Severe performance issue regarding the stack

User forums > General (but related to Code::Blocks)

(1/2) > >>

Balazs:
Hi!

I was working on a project not so long ago, which did a huge amount of calculations. I was testing it with a small console app, when I bumped into an extremely weird performance issue.
The test app is here:

--- Code: ---#include "cnn.h"
#include <stdio.h>
#include <time.h>

int main()
{
CNN cnn;

// --- Initialize ---
cnn.A.SetSize(3,3);
cnn.B.SetSize(3,3);
cnn.SetSize(640,480);

cnn.A(0,0) = 0; cnn.A(0,1) = 0; cnn.A(0,2) = 0;
cnn.A(1,0) = 1; cnn.A(1,1) = 4; cnn.A(1,2) = 2;
cnn.A(2,0) = 0; cnn.A(2,1) = 0; cnn.A(2,2) = 0;

cnn.B(0,0) = 1; cnn.B(0,1) = 4; cnn.B(0,2) = 7;
cnn.B(1,0) = 2; cnn.B(1,1) = 5; cnn.B(1,2) = 8;
cnn.B(2,0) = 3; cnn.B(2,1) = 6; cnn.B(2,2) = 9;

cnn.Check_A();

// --- Measure performance ---
int t = clock();
cnn.maxiter = 100;
cnn.Process();
printf("%ld\n",clock()-t);

return 0;
}

--- End code ---

All it does, that it measures the performance of the cnn.Process() method.
This method makes a LOT of accesses into itself, namely accessing member variables, member structures, etc.

I was experimenting with different routines, but using the same interface, so the test console app wasn't need to be modified. I noticed, that a supposedly faster algorithm actually runs SLOWER. At first, I thought the new algorithm is just bad, BUT THAT WAS NOT THE CASE!

After a VERY long time, I was finally able to track things down, and I realized, that it is some sort of ALIGNMENT issue INSIDE THE TEST APP, and NOT in the Process() method!

If I changed the part before the initialization step above to the following:

--- Code: ---#include "cnn.h"
#include <stdio.h>
#include <time.h>

CNN cnn;

int main()
{

// --- Initialize ---

--- End code ---
then my new algorithm was faster, which I expected in the first place.

What I modified was this: I moved the declaration of the cnn OUTSIDE of the main() function, which solved the issue.

Now I would like to get some answers to this, as it is really frustrating me: how come, that a local variable inside main() makes object accesses so terribly slow. Because when I moved the declaration outside the main(), the program became (no joke) 20 TIMES faster! The problem also goes away, if I allocate the object with new, like this:

--- Code: ---#include "cnn.h"
#include <stdio.h>
#include <time.h>

CNN cnn;

int main()
{
CNN* c = new CNN();
CNN& cnn = *c;
//...

--- End code ---

The problem only arises, when I have the cnn as a local variable inside main (allocated on the stack).

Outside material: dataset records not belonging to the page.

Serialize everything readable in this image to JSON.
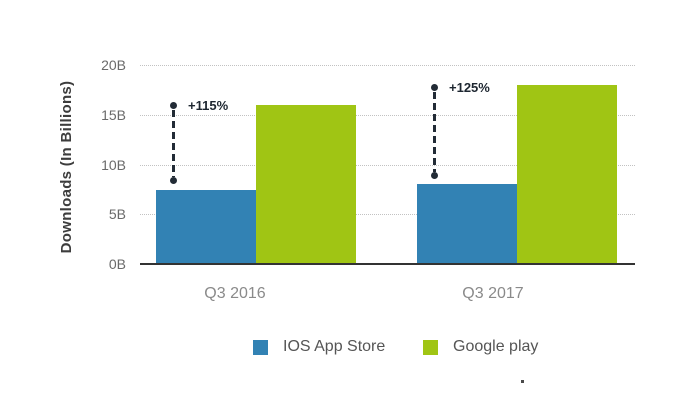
{
  "chart_data": {
    "type": "bar",
    "ylabel": "Downloads (In Billions)",
    "xlabel": "",
    "categories": [
      "Q3 2016",
      "Q3 2017"
    ],
    "series": [
      {
        "name": "IOS App Store",
        "color": "#3282b4",
        "values": [
          7.45,
          8
        ]
      },
      {
        "name": "Google play",
        "color": "#a0c514",
        "values": [
          16,
          18
        ]
      }
    ],
    "annotations": [
      {
        "label": "+115%",
        "category": "Q3 2016",
        "from_value": 8.4,
        "to_value": 15.9
      },
      {
        "label": "+125%",
        "category": "Q3 2017",
        "from_value": 8.9,
        "to_value": 17.7
      }
    ],
    "y_ticks": [
      "0B",
      "5B",
      "10B",
      "15B",
      "20B"
    ],
    "y_tick_values": [
      0,
      5,
      10,
      15,
      20
    ],
    "ylim": [
      0,
      20
    ],
    "grid": "horizontal-dotted",
    "legend_position": "bottom",
    "colors": {
      "ios_bar": "#3282b4",
      "google_play_bar": "#a0c514",
      "annotation": "#222b36",
      "axis_line": "#333333",
      "gridline": "#c2c2c2",
      "tick_label": "#6a6a6a",
      "category_label": "#8a8a8a",
      "legend_text": "#555555",
      "y_axis_title": "#3d3d3d"
    }
  }
}
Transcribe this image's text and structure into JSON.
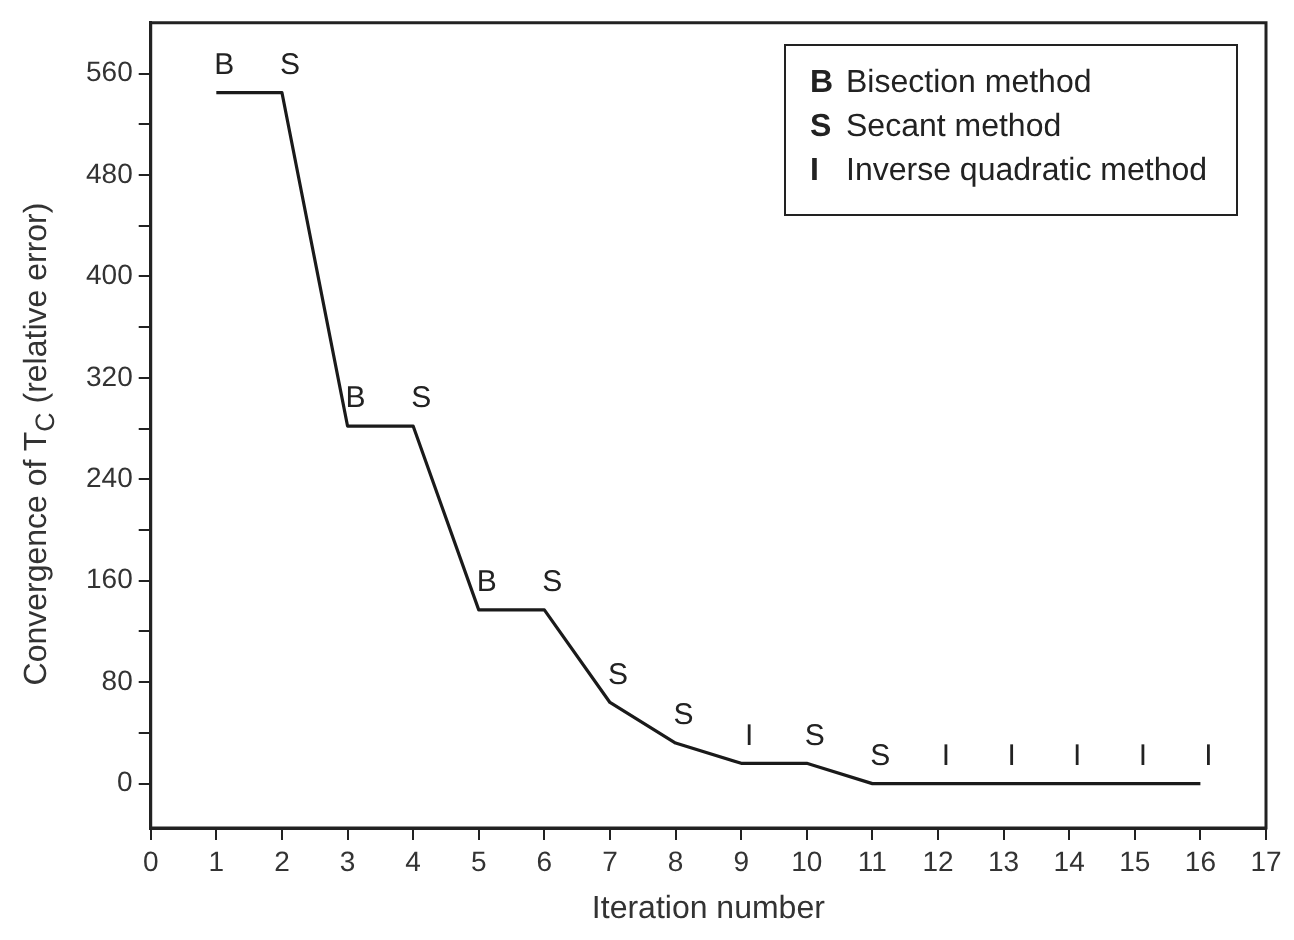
{
  "chart_data": {
    "type": "line",
    "xlabel": "Iteration number",
    "ylabel": "Convergence of T$_{C}$ (relative error)",
    "x": [
      1,
      2,
      3,
      4,
      5,
      6,
      7,
      8,
      9,
      10,
      11,
      12,
      13,
      14,
      15,
      16
    ],
    "series": [
      {
        "color": "#1a1a1a",
        "values": [
          545,
          545,
          282,
          282,
          137,
          137,
          64,
          32,
          16,
          16,
          0,
          0,
          0,
          0,
          0,
          0
        ]
      }
    ],
    "xlim": [
      0,
      17
    ],
    "xticks": [
      0,
      1,
      2,
      3,
      4,
      5,
      6,
      7,
      8,
      9,
      10,
      11,
      12,
      13,
      14,
      15,
      16,
      17
    ],
    "ylim": [
      -35,
      600
    ],
    "yticks": [
      0,
      {
        "value": 40,
        "label": null
      },
      80,
      {
        "value": 120,
        "label": null
      },
      160,
      {
        "value": 200,
        "label": null
      },
      240,
      {
        "value": 280,
        "label": null
      },
      320,
      {
        "value": 360,
        "label": null
      },
      400,
      {
        "value": 440,
        "label": null
      },
      480,
      {
        "value": 520,
        "label": null
      },
      560
    ],
    "grid": false,
    "legend": false,
    "marker": "none",
    "line_style": "solid",
    "annotations": [
      {
        "text": "B",
        "x": 1,
        "y": 545
      },
      {
        "text": "S",
        "x": 2,
        "y": 545
      },
      {
        "text": "B",
        "x": 3,
        "y": 282
      },
      {
        "text": "S",
        "x": 4,
        "y": 282
      },
      {
        "text": "B",
        "x": 5,
        "y": 137
      },
      {
        "text": "S",
        "x": 6,
        "y": 137
      },
      {
        "text": "S",
        "x": 7,
        "y": 64
      },
      {
        "text": "S",
        "x": 8,
        "y": 32
      },
      {
        "text": "I",
        "x": 9,
        "y": 16
      },
      {
        "text": "S",
        "x": 10,
        "y": 16
      },
      {
        "text": "S",
        "x": 11,
        "y": 0
      },
      {
        "text": "I",
        "x": 12,
        "y": 0
      },
      {
        "text": "I",
        "x": 13,
        "y": 0
      },
      {
        "text": "I",
        "x": 14,
        "y": 0
      },
      {
        "text": "I",
        "x": 15,
        "y": 0
      },
      {
        "text": "I",
        "x": 16,
        "y": 0
      },
      "B  Bisection method",
      "S  Secant method",
      "I  Inverse quadratic method"
    ]
  }
}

The second weird thing is, that when I used a bit different CNN class (which had a few plus member variables) the problem also went away, which makes me think, that this is some sort of alignment issue, yet I cannot get it why.

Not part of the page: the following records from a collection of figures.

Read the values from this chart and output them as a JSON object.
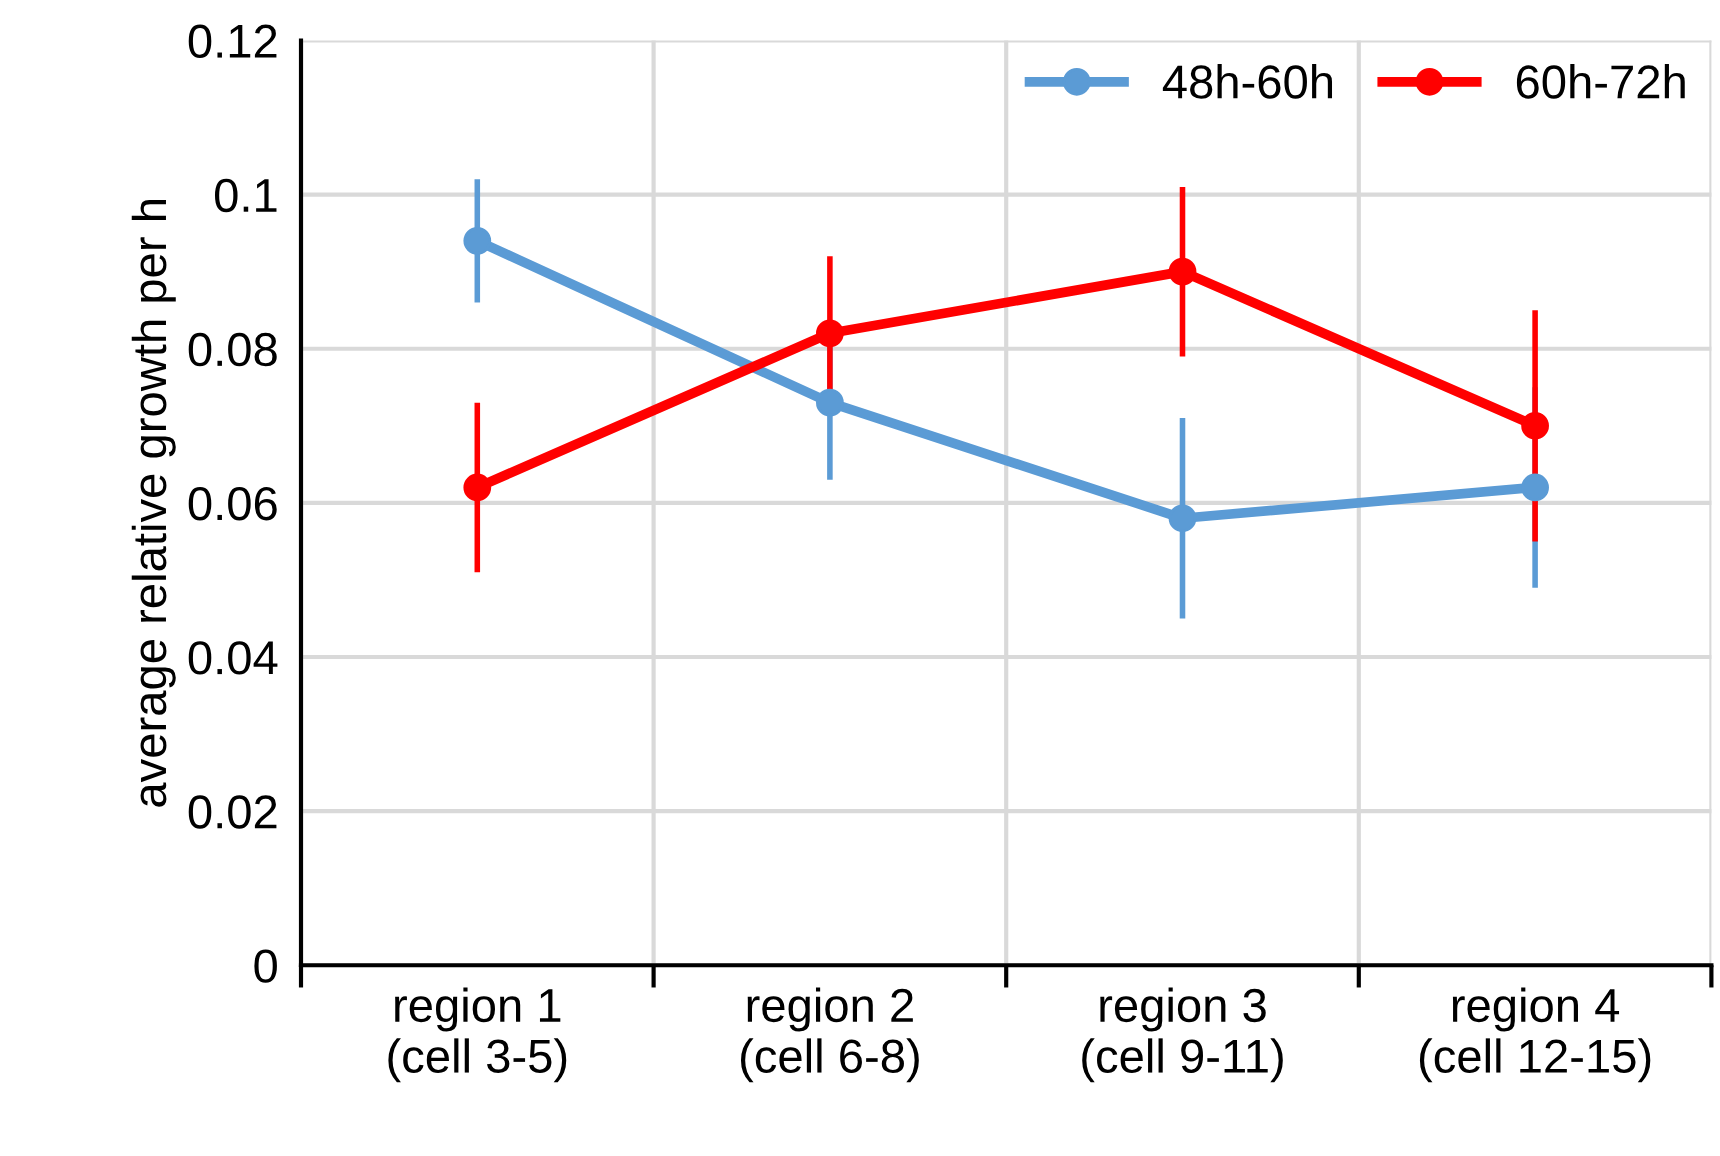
{
  "chart_data": {
    "type": "line",
    "ylabel": "average relative growth per h",
    "categories": [
      "region 1\n(cell 3-5)",
      "region 2\n(cell 6-8)",
      "region 3\n(cell 9-11)",
      "region 4\n(cell 12-15)"
    ],
    "series": [
      {
        "name": "48h-60h",
        "color": "#5b9bd5",
        "values": [
          0.094,
          0.073,
          0.058,
          0.062
        ],
        "errors": [
          0.008,
          0.01,
          0.013,
          0.013
        ]
      },
      {
        "name": "60h-72h",
        "color": "#ff0000",
        "values": [
          0.062,
          0.082,
          0.09,
          0.07
        ],
        "errors": [
          0.011,
          0.01,
          0.011,
          0.015
        ]
      }
    ],
    "ylim": [
      0,
      0.12
    ],
    "yticks": [
      0,
      0.02,
      0.04,
      0.06,
      0.08,
      0.1,
      0.12
    ],
    "grid": true,
    "legend": "top right",
    "marker": "circle",
    "line_style": "solid"
  }
}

I have uploaded a package of this weird thing, you can see for yourself:
http://digitus.itk.ppke.hu/~oroba/test.zip
Just type make (or mingw32-make), and you get 2 executables:
test_fast.exe
test_slow.exe
Run them from the console, and you'll see what I mean. The only difference between the 2 programs is what I described above, see main_fast.cpp and main_slow.cpp.

I also included cnn2.h as the example for what happens, when the class is a bit modified. Rename cnn2.h to cnn.h, and you'll see, that the program gets faster in the "test_slow.exe case".

The difference between cnn.h and cnn2.h is PURELY the class SIZE (number of members), nothing else!

If you have the time, take this experiment. It may also affect YOUR projects, and I think may well surprise you, as it surprised me for sure. It may cause serious performance issues.

As I do not yet know why this happens, any ideas would be welcome.

--
Greets,
Balázs

DJMaze:
By default each Windows Thread has 1MB available on the stack.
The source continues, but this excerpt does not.